# [Zwischenlösung] Darkest Hour (HoI 2) stockt bei Windows 8



## OdlG (6. Juli 2013)

*[Zwischenlösung] Darkest Hour (HoI 2) stockt bei Windows 8*

Hallo,

ich habe ein Problem mit der Performance bei Darkest Hour (einer Abwandlung von Hearts of Iron 2; Europa Engine). Auf meinem Win8 System stockt das Spiel furchtbar. Im Internet kursierten auch Gerüchte, dass das Deaktivieren von EIST/CnQ hilft, hat es bei mir aber nicht. Ebenso habe ich bereits den Kompatibilitätsmodus sowie 16 Bit Farbtiefe eingestellt. Viele vermuten, dass die 16 Bit Farben in Win8 wohl nur über einen Wrapper verarbeitet werden(?), sodass die Performance einbricht. Auf 16Bit Farbtiefe kann ich übrigens nicht umstellen, da der Treiber nur 32Bit anbietet.

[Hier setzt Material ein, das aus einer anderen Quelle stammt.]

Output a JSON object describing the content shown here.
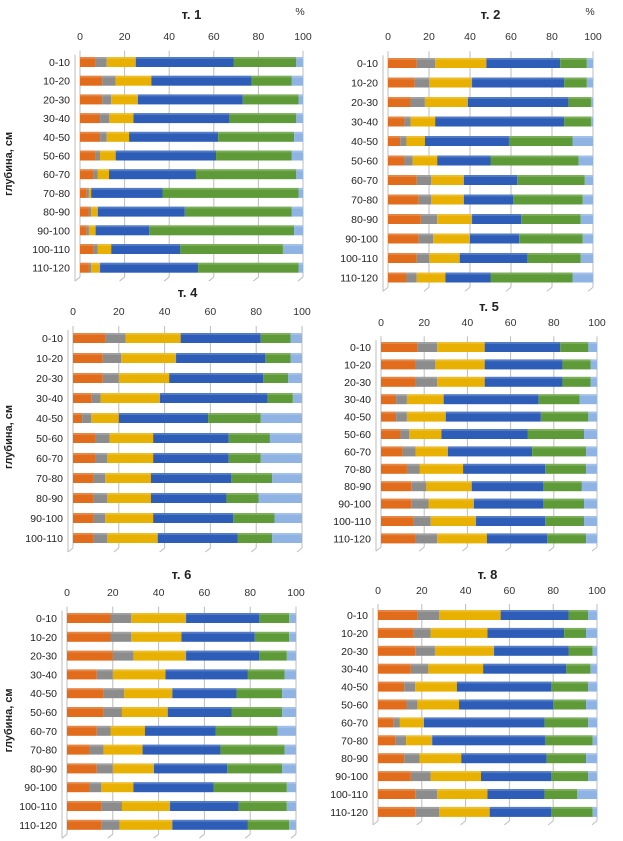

Das Merkwürdigste dabei: Bei einigen Win8 64 Bit Nutzern gibt es keinerlei Probleme. Auch nach einer Windows Neuinstallation lief es bei einem Nutzer wieder. Es liegt also nicht an Win8, sondern einer anderen Komponente. Habt ihr da einen Tipp für mich?

Beste Grüße
OdlG

*EDIT:* Das Spiel läuft, wenn man den Fenstermodus bei 16 Bit ausführt. Man darf dafür aber nicht via Steam starten oder den Launcher, sondern direkt die Exe-Datei.


----------



## OdlG (8. Juli 2013)

*AW: Darkest Hour (HoI 2) stockt bei Windows 8*

Eine Windows 8 Neuinstallation samt allen Updates etc hat NICHT geholfen. Hat jemand jetzt einen Tipp? Die Liste der installierten Software ist nicht allzu lang


----------